The real pro tip is to segregate the core system and anything on your system that eats up disk space into separate partitions, along with alerting, log rotation, etc. And also to not have a single point of failure in general. Hard to say exact what went wrong w/ Toyota but they probably could have planned better for it in a general way.
Comment on All of Japan's Toyota Assembly Plants Shut Down for a Day Because Their Server Ran Out of Disk Space
Semi-Hemi-Demigod@kbin.social 1 year ago
Sysadmin pro tip: Keep a 1-10GB file of random data named DELETEME on your data drives. Then if this happens you can get some quick breathing room to fix things.
Also, set up alerts for disk space.
dx1@lemmy.world 1 year ago
Maximilious@kbin.social 1 year ago
10GB is nothing in an enterprise datastore housing PBs of data. 10GB is nothing for my 40TB homelab!
Semi-Hemi-Demigod@kbin.social 1 year ago
It not going to bring the service online, but it will prevent a full disk from letting you do other things. In some cases SSH won’t work with a full disk.
GhostlyPixel@lemmy.world 1 year ago
It’s all fun and games until tab autocomplete stops working because of disk space
TrenchcoatFullofBats@belfry.rip 1 year ago
The real apocalypse
model_tar_gz@lemmy.world 1 year ago
Tab complete in vim go lolllllooolol NO
idunnololz@lemmy.world 1 year ago
It’s nothing for my homework folder.
mohammed_alibi@lemmy.world 1 year ago
That’s an incredible collection of homework!

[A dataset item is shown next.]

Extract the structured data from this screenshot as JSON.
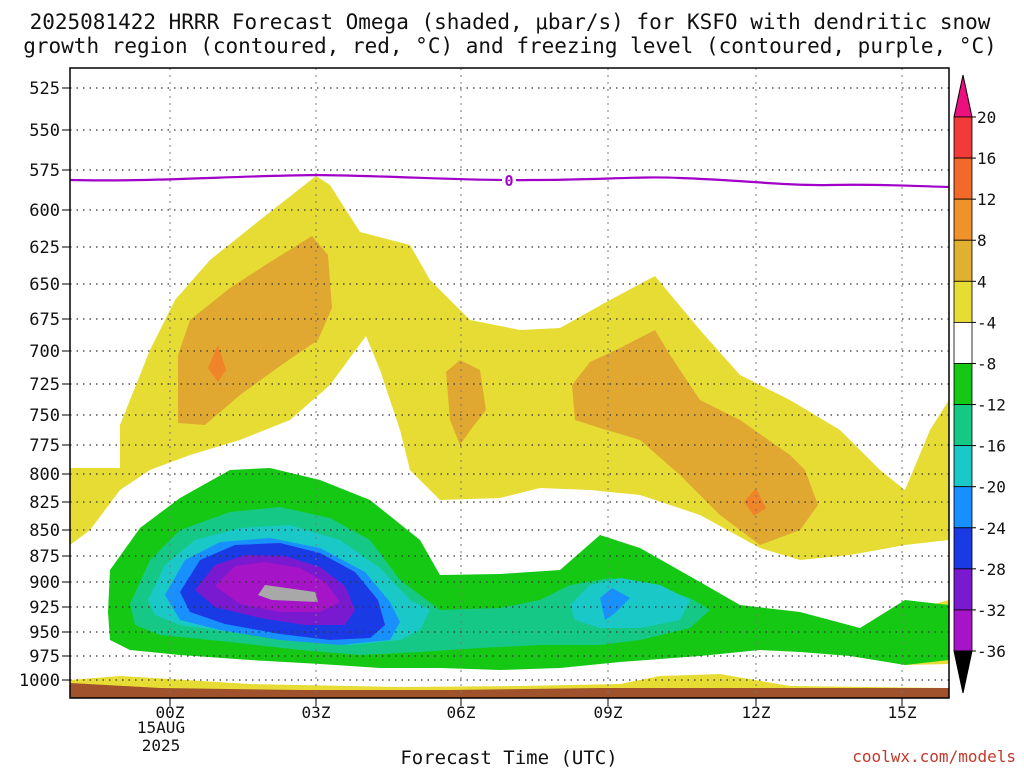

Lem453@lemmy.ca 1 year ago
Even better, cron job every 5 mins and if total remaining space falls to 5 mins auto deleting the file and send a message to sys admin
Semi-Hemi-Demigod@kbin.social 1 year ago
Sends a message and gets the services ready for potential shutdown. Or implements a rate limit to keep the service available but degraded.
bug@lemmy.one 1 year ago
At that point just set the limit a few gig higher and don’t have the decoy file at all
gazter@aussie.zone 1 year ago
Also, if space starts decreasing much more rapidly than normal.

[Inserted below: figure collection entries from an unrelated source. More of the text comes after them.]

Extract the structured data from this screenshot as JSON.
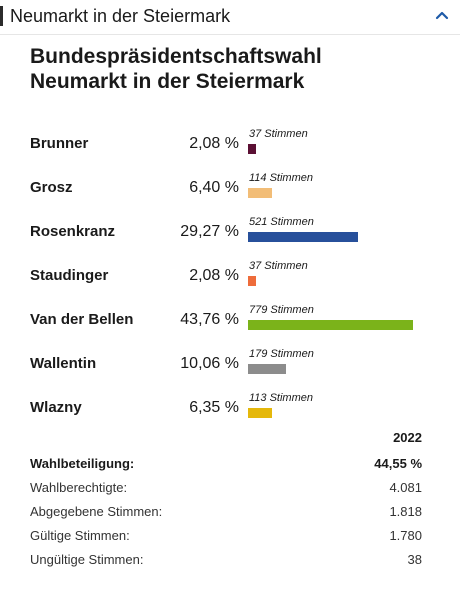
{
  "header": {
    "title": "Neumarkt in der Steiermark"
  },
  "title_line1": "Bundespräsidentschaftswahl",
  "title_line2": "Neumarkt in der Steiermark",
  "chart_data": {
    "type": "bar",
    "categories": [
      "Brunner",
      "Grosz",
      "Rosenkranz",
      "Staudinger",
      "Van der Bellen",
      "Wallentin",
      "Wlazny"
    ],
    "percent_labels": [
      "2,08 %",
      "6,40 %",
      "29,27 %",
      "2,08 %",
      "43,76 %",
      "10,06 %",
      "6,35 %"
    ],
    "values": [
      37,
      114,
      521,
      37,
      779,
      179,
      113
    ],
    "vote_labels": [
      "37 Stimmen",
      "114 Stimmen",
      "521 Stimmen",
      "37 Stimmen",
      "779 Stimmen",
      "179 Stimmen",
      "113 Stimmen"
    ],
    "colors": [
      "#5b1034",
      "#f2bd77",
      "#27509b",
      "#ee6c3b",
      "#7bb31a",
      "#8c8c8c",
      "#e5b80b"
    ],
    "title": "",
    "xlabel": "",
    "ylabel": ""
  },
  "stats": {
    "year": "2022",
    "rows": [
      {
        "label": "Wahlbeteiligung:",
        "value": "44,55 %"
      },
      {
        "label": "Wahlberechtigte:",
        "value": "4.081"
      },
      {
        "label": "Abgegebene Stimmen:",
        "value": "1.818"
      },
      {
        "label": "Gültige Stimmen:",
        "value": "1.780"
      },
      {
        "label": "Ungültige Stimmen:",
        "value": "38"
      }
    ]
  }
}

z00s@lemmy.world 1 year ago
Or make the file a little larger and wait until you’re up for a promotion…
mkhopper@lemmy.world 1 year ago
500Gb maybe.
Dkarma@lemmy.world 1 year ago
The answer here is not storage it is better alerting.
nickhammes@lemmy.world 1 year ago
Why not both? Alerting to find issues quickly, a bit of extra storage so you have more options available in case of an outage, and maybe some redundancy for good measure.
RupeThereItIs@lemmy.world 1 year ago
A system this critical is on a SAN, if you’re properly alerting adding a bit more storage space is a 5 minute task.
It should also have a DR solution, yes.
nightwatch_admin@feddit.nl 1 year ago
A system this critical is on a hypervisor with tight storage “because deduplication” (I’m not making this up).
Agent641@lemmy.world 1 year ago
Yes, alert me when disk space is about to run out so I can ask for a massive raise and quit my job when they dont give it to me.
Then when TSHTF they pay me to come back.
looz@sopuli.xyz 1 year ago
There’s cases where disk fills up quicker than one can reasonably react, even if alerts are in place. And sometimes culprit is something you can’t just go and kill.
WhiskyTangoFoxtrot@lemmy.world 1 year ago
That’s what the Yakuza is for.
afraid_of_zombies@lemmy.world 1 year ago
Had an issue like that a few years back. A stand alone device that was filling up quickly. The poorly designed device could only be flushed via USB sticks. I told them that they had to do it weekly. Guess what they didn’t do. Looking back I should have made it alarm and flash once a week on a timer.